What is one of the most critical issues that must be addressed?  Balancing the budget, while igniting the U.S. economy.  Short term fixes, such as attacking “lavish” teacher salaries does nothing but polarize the right and the left and distract us all from “adult” debate on how to get out of the mess created by the major banks and mortgage industry.
Regulatory Arbitrage and Sky Rocketing Regulatory Costs are the Issue Now, not “Lavish” Teacher Salaries
Arbitrage is by definition, seeking to profit due to a price discrepancy in one market, vs another, of a similar financial instrument.  Arbitrage is often times risk less and can yield quick profits.

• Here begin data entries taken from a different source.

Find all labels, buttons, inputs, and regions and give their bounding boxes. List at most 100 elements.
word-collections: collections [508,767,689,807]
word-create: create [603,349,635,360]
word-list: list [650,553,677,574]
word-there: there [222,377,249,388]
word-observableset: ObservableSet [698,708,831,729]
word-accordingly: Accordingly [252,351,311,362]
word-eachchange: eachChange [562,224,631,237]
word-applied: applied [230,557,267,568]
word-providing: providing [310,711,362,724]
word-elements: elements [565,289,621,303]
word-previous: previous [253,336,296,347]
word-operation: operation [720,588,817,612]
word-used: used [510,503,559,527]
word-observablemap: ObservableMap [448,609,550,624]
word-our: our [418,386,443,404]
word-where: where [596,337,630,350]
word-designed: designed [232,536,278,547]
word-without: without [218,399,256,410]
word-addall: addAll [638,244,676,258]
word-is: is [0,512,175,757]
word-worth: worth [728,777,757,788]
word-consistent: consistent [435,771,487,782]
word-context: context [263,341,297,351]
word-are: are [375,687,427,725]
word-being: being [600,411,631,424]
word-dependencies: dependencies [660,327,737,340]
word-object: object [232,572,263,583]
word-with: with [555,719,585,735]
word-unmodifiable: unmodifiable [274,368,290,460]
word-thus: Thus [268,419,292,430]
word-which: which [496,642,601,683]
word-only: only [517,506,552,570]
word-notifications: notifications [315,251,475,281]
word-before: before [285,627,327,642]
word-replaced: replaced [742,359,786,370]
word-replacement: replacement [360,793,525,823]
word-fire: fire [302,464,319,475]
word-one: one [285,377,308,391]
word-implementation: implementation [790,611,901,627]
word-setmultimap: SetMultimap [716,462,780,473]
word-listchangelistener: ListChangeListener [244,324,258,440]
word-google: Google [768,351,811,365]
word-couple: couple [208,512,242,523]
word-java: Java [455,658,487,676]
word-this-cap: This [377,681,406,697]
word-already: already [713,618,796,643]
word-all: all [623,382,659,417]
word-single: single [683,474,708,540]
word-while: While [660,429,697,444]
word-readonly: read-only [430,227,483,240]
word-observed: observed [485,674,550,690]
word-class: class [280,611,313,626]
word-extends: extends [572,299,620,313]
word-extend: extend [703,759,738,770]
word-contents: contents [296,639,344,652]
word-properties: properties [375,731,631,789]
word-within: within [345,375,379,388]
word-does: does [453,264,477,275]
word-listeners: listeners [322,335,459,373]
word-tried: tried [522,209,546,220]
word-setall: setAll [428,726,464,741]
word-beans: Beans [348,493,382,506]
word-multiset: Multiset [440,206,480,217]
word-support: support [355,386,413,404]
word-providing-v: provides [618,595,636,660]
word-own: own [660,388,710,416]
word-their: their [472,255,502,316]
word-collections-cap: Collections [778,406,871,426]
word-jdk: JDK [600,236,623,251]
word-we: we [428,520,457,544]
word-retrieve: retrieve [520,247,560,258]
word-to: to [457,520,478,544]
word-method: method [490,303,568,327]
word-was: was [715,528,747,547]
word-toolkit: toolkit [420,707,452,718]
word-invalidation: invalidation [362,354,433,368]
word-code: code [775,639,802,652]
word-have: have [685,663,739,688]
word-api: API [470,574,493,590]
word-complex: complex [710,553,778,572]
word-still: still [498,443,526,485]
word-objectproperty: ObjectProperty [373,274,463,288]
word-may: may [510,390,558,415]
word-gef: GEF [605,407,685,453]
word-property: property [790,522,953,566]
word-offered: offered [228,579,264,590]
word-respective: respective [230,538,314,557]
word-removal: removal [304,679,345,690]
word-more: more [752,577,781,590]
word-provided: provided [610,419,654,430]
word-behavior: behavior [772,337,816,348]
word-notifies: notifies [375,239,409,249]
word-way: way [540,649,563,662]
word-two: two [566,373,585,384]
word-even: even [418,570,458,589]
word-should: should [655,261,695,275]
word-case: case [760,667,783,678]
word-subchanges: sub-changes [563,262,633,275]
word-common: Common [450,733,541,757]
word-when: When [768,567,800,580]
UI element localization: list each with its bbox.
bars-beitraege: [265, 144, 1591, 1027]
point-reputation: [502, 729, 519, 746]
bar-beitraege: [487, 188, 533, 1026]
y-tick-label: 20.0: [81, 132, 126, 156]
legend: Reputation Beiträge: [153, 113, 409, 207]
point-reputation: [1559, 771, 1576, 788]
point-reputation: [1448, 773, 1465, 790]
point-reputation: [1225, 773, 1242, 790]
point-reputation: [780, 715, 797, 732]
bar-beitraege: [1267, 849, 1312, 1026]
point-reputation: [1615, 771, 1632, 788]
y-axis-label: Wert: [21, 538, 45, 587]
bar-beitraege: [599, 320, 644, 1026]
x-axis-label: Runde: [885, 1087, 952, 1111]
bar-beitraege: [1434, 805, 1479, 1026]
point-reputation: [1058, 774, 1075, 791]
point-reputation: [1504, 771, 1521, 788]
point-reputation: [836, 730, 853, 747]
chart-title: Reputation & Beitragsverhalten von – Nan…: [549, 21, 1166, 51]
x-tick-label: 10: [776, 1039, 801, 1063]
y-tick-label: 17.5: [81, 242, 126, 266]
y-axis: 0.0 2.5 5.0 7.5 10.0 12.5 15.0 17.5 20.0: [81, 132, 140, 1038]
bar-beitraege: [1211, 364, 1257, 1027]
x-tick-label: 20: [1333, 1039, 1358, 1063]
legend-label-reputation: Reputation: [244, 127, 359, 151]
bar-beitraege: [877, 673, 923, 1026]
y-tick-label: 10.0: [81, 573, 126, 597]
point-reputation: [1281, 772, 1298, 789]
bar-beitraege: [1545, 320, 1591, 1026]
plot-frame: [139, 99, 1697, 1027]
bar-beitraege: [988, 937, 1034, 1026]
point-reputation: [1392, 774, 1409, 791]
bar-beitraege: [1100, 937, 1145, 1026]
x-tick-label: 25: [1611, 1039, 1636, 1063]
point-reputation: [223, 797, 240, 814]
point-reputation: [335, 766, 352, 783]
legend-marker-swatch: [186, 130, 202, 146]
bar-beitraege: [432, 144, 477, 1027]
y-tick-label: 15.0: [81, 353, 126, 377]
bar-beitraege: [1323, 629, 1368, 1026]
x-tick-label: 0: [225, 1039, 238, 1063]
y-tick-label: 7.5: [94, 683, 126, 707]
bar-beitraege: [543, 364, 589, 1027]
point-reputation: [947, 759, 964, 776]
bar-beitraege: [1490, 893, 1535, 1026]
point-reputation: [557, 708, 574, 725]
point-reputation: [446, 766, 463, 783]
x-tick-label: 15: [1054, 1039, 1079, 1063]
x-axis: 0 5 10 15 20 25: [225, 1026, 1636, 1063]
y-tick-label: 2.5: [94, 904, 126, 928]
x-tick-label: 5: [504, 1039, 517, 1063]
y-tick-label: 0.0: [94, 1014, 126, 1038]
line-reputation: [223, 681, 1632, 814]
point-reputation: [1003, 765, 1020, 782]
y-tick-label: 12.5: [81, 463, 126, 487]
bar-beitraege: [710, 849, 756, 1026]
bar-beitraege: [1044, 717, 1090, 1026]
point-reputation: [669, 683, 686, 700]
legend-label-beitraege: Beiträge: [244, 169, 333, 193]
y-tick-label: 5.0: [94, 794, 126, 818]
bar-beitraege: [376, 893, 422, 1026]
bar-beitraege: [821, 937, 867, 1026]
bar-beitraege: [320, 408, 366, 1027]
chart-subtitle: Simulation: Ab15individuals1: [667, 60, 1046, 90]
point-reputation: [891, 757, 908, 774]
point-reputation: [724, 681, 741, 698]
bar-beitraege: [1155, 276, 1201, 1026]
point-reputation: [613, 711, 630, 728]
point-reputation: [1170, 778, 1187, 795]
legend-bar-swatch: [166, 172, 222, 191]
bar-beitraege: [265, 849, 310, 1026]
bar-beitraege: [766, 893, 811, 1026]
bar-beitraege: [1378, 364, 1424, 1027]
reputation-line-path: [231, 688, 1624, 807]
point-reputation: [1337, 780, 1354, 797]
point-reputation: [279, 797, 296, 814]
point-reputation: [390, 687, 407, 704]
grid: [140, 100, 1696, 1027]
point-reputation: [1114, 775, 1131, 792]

There will be a significant discrepancy in the global financial markets, if we allow naked credit default swaps and do not impose a speculation tax, if the European Union does.  This is what one calls regulatory arbitrage. Regulatory arbitrage has  become a new field of study, with the advent of the global financial crisis and passing of Dodd Frank.
Unemployed?  Here is a Growing Field: Regulatory Arbitrage and  How To Become an Expert at NYU
Regulatory Arbitrage is a new field for those seeking to become re-employed.  But, as one knows, fields of study such as this are not adding sustainable economic development.  We are spending billions of dollars keeping up with the management of the systemic risks posed by a soon to be $700 trillion dollar derivative market.
What is the Answer to Increase Innovation in the U.S, if it is not Derivative Speculation?
Eliminate the Over-the-Counter Derivative markets, except for the end users’ foreign exchange needs and a rare end user ag swap and move all other contracts to futures contracts traded on privately managed futures exchanges, just like the Minneapolis Grain Exchange that has worked just fine since 1881.
Very few farmers use over-the-counter derivatives to hedge and those that do will have an “end-user’ exemption under Dodd Frank.
You can speculate on the demise of Greece’s and Ireland’s bonds on futures exchanges, it does not have to be on the U.S. taxpayers’ nickel in the over-the-counter markets.  Speculators can accomplish the same on futures exchanges.  Why are they fighting moving the speculation out of the over-the-counter markets?  There is lack of price transparency and profits are significantly greater.
Once again, The Derivative Project poses four questions for every American to pose to their 2012 Candidates:
  • Do you believe the U.S. Taxpayer should pay billions of dollars to monitor the speculative derivative trades by the five major derivative banks, as defined by the Office of the Comptroller of the Currency, linked here?  Couldn’t these regulatory costs be better used for teacher salaries and innovative teaching strategies for our country’s youngest citizens? 
  • Major U. S. banks were irresponsible and did not manage counter party credit risk in the over-the-counter markets, throwing us into the greatest recession since the great depression.  Do you support a speculation tax on derivatives to help repair our high unemployment rate and fragile economy?  If not, why not?
  • Do you support moving credit default swap contracts to regulated futures exchanges, transforming them into futures contracts from swap contracts in the OTC market, to eliminate wasteful taxpayer regulatory expense?  If not, why not?
  • What is the IRR to the U.S. economy by investing $1 dollar in regulatory costs to monitor the systemic risk of over-the-counter naked credit default swaps, compared to the IRR of investing $1 in early childhood pre-school education, where Minneapolis Federal Reserve Economist Art Rolnick has determined an IRR of 13%?  Here is a link to the Minneapolis Federal Reserve’s summary of Mr. Rolnick’s work.

Our country can no longer afford the polarization. The hour is late. It is time for “adult talk” and real IRR’s so we can get our economy back on track after the derivative debacle.